Северный ветер дул всю ночь, к утру улицы, дома, деревья являли собой картину ночного, с одной стороны, снежного нашествия. Особенно красивы были сугробы, наметенные там и сям. Ветер затейливо вытянул их навершия в сторону юга, мороз укрепил - и теперь можно было любоваться изящными сооружениями, что могли бы подсказать авиаконструкторам максимально обтекаемые формы фюзеляжа.
А иные сугробы были похожи, может быть, на корабли инопланетян - сплошь белые, они захватили в эту ночь наш город.

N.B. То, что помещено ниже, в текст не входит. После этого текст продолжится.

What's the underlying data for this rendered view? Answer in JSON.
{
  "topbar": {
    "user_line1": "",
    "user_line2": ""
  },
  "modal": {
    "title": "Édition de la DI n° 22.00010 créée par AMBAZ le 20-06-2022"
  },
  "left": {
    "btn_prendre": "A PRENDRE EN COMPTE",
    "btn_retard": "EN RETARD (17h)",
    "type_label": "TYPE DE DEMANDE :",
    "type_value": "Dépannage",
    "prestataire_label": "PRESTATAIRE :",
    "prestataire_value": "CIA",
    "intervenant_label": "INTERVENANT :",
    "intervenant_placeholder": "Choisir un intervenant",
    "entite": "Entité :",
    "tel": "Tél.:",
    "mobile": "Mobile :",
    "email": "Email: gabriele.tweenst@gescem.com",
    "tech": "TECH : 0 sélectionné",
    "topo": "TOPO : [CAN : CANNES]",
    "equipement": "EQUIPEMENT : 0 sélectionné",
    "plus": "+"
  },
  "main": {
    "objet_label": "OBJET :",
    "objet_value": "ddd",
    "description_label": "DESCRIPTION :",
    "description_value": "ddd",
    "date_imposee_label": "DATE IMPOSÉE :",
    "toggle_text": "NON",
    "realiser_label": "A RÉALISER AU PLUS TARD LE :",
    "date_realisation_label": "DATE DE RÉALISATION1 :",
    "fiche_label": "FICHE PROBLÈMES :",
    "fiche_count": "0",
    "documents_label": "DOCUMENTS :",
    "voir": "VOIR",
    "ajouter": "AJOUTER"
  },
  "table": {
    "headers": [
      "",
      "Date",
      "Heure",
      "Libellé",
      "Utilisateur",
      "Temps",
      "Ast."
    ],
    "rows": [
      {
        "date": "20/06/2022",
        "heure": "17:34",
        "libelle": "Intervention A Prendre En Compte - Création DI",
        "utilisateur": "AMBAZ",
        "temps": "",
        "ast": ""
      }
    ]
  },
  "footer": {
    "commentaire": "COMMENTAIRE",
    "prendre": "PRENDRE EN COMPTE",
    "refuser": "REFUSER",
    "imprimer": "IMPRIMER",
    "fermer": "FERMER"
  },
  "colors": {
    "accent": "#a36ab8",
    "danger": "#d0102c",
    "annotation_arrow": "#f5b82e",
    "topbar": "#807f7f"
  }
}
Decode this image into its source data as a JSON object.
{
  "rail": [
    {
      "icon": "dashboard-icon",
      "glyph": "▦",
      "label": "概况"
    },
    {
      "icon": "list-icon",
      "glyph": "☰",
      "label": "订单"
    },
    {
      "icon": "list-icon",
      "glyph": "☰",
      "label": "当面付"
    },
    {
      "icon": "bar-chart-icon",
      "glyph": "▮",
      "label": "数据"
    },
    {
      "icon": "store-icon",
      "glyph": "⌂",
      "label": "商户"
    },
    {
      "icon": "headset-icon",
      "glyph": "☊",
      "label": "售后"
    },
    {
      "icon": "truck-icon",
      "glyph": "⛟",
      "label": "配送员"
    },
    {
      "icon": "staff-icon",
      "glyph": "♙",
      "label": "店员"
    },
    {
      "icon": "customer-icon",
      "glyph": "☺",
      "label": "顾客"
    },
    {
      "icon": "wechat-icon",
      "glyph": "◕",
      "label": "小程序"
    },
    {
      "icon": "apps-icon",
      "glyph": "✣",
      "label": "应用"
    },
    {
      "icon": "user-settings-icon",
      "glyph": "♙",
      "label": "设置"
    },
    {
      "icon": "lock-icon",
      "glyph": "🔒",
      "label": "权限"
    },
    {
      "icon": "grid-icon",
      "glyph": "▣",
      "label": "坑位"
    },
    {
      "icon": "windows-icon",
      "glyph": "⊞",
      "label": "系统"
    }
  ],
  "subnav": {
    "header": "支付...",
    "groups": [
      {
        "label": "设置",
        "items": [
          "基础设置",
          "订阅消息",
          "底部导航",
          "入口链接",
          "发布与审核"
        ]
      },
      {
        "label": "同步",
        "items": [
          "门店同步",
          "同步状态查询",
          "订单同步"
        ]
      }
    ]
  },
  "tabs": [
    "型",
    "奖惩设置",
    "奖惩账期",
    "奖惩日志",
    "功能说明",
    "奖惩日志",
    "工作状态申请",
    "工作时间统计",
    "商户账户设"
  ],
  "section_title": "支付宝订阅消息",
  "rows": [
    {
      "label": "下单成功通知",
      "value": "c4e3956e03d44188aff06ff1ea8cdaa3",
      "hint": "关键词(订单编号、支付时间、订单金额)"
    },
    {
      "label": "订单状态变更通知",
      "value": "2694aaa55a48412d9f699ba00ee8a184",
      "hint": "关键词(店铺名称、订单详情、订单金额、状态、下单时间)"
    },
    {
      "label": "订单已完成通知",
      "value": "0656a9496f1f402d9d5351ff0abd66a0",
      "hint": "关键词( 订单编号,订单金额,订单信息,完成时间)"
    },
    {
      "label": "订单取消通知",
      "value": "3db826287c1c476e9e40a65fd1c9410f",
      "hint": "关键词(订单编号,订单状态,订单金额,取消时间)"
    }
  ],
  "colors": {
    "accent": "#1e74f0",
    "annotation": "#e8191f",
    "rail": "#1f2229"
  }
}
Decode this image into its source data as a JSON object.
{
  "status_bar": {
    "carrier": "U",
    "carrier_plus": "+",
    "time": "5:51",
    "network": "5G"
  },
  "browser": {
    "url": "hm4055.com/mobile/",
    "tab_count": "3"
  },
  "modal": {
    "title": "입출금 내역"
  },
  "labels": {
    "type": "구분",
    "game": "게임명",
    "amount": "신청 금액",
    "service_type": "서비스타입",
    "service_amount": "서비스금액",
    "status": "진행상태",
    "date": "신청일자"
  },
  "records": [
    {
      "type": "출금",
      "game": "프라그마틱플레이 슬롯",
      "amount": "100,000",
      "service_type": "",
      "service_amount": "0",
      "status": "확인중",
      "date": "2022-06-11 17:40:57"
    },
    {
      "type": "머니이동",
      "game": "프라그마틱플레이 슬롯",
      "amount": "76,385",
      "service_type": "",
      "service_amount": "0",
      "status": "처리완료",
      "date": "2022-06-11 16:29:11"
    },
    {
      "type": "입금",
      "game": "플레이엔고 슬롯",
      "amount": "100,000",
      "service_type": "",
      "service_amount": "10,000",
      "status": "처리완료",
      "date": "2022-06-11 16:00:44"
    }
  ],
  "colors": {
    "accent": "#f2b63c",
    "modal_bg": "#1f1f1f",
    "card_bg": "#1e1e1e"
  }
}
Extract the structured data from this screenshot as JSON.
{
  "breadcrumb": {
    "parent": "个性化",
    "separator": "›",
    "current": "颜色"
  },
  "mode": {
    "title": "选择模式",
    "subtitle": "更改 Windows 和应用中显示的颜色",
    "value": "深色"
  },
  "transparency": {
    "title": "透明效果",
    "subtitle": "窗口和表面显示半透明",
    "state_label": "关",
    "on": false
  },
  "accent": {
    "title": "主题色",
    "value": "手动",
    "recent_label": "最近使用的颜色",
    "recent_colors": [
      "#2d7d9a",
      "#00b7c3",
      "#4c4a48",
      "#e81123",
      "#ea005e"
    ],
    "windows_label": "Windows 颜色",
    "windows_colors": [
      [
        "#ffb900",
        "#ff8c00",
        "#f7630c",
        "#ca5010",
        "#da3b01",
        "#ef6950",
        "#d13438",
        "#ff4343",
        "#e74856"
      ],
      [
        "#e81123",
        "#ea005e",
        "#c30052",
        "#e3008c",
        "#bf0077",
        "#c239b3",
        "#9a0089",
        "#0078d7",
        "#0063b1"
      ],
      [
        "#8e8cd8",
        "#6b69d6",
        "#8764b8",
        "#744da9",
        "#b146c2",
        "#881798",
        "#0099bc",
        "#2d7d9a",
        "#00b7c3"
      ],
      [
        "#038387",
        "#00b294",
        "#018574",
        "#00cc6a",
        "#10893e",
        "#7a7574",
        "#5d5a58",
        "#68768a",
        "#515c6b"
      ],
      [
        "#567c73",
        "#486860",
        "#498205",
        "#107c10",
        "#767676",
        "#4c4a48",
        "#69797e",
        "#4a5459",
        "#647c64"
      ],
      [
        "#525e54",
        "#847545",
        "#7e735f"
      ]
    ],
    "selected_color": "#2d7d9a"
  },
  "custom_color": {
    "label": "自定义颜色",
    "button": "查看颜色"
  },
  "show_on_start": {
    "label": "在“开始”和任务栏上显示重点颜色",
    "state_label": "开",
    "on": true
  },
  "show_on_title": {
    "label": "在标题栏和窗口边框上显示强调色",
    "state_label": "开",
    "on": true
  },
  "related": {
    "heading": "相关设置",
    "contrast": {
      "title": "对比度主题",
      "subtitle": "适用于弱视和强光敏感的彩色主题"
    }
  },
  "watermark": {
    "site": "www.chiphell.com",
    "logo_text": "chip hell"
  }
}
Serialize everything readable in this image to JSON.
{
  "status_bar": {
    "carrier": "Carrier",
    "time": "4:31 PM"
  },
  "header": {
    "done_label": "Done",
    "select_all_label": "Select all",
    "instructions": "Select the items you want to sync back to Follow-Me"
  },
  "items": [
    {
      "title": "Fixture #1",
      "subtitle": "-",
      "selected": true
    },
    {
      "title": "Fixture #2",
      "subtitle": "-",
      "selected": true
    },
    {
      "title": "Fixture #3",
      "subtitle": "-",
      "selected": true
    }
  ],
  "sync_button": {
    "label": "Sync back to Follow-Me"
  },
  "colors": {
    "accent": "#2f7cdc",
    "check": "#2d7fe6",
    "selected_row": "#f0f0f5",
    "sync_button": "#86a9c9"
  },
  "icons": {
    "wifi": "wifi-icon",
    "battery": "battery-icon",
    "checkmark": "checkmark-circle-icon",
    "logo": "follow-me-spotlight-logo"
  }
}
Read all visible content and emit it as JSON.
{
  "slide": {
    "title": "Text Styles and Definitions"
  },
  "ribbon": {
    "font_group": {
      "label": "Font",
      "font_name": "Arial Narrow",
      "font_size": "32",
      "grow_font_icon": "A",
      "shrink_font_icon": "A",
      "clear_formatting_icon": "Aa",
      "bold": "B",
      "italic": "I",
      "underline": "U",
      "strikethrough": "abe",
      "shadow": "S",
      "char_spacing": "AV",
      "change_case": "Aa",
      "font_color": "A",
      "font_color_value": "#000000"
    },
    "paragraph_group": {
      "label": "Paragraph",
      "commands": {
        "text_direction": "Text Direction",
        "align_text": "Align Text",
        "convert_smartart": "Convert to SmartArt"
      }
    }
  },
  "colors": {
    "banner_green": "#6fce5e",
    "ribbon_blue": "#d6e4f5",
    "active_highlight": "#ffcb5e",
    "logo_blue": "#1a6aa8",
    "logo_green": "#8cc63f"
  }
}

На столбах появились высокие боярские шапки-набекрень, столбы еще выше задрали головы.
Вывески были так залеплены снегом, что казалось, когда он растает, там будут уже другие надписи.
Снег на соснах в лесопарке напоминал спешно взбиравшихся по веткам белых медвежат.
Нашествие, нашествие...
На самом верху нашего лесопарка был небольшой сосновый питомник. Сосенки выросли уже с человека - я направился, скрипя снегом, туда.
Подошел к питомнику- и обомлел. Спиной ко мне стояли одинаково согбенные женщины в белом, с головой, одеянии. Так послушно наклоняют головы и спины только на молитве. На скрип моих шагов молящиеся не обернулись, только одна, стоящая впереди, откинула покрывало - из-под белизны снежной ткани выглянула пушистая сосновая ветка...
* * *
Сапоги-тихоходы - конечно, открытие. Я мог бы даже запатентовать его, если бы... если бы его не сделал еще Аристотель, основавший школу перипатетиков, про-ха-жи-ва-ю-щих-ся. Неспешно меряя аллеи садов Ликея, философ, видимо, излагал ученикам не только готовые мысли, но и те, что приходили в голову в процессе прогулки.
Я же подумал (открыл), что шагами дано измерить то, что не меряется ни метрами, ни часами. В своем дневнике я нашел эту формулу, написанную, оказывается, давным-давно:
Любовь шагами
Мерю до утра,
Бродя один
Кварталами ночными...
То стихотворение не было дописано, и та любовь - и слава богу! - не была измерена. Она вырастала с каждым шагом, с каждым ночным кварталом, пока не стала большой, как город.
С тех-то пор и появилось, видимо, у меня открытие: шаги как мера неизмеримого, шаги как мера всех вещей.
А потом уже пришел ко мне кот и подарил сапоги-тихоходы.